Regardless of whatever important business Sanders was attending to, it seems strange that a senate vote on matters of constitutional importance affecting millions of people would be allowed to take place with him and three other senators absent, but it happens regularly – former presidential candidate Senator Marco Rubio (R-FL) is infamous for missing 234 of the 1,616 votes that have taken place during his tenure, and he certainly isn’t alone in this habit. The Constitution establishes that “a Majority of each [House] shall constitute a quorum to do business…” so as few as fifty-one Senators are required to present for a vote to take place. If fewer than fifty-one senators are present, then a “sergeant-at-arms” may be dispatched to retrieve the missing senators, who are charged for the cost of hiring him. But as long as the quorum is met, the show must go on. If a minimum of eleven senators indicate that they are ready to vote, a vote may proceed.

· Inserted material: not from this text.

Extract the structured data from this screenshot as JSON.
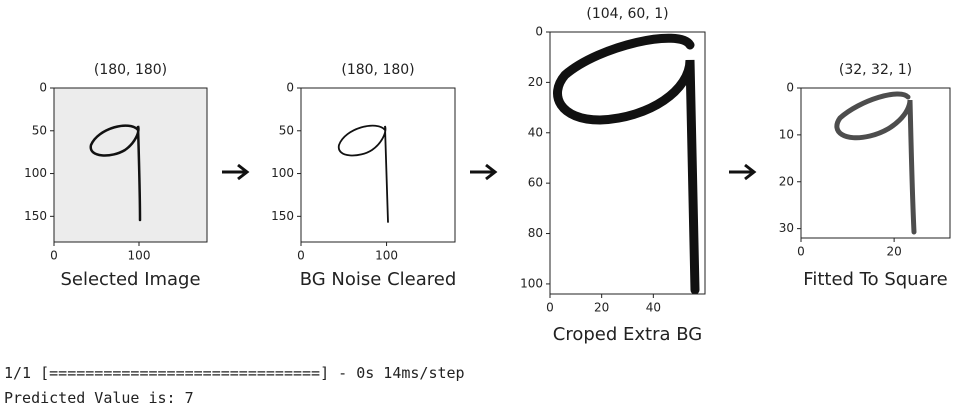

While this may be business as usual for the Senate, could it not be argued that the citizens of Washington, Vermont, Nebraska, and Tennessee were not equally represented during this vote? Equal representation is guaranteed to U.S. citizens by the “equal protection clause” of the Fourteenth Amendment, which says “nor shall any State […] deny to any person within its jurisdiction the equal protection of the laws” and has been interpreted to apply to the federal government as well as the fifty states. The necessity of a quorum makes sense, because, if attendance were mandatory for every single senator, nothing would likely get done, especially in the wake of the pandemic. But when the vote is so tight, it really makes one start to wonder. At the very least, someone should tell these people about Zoom.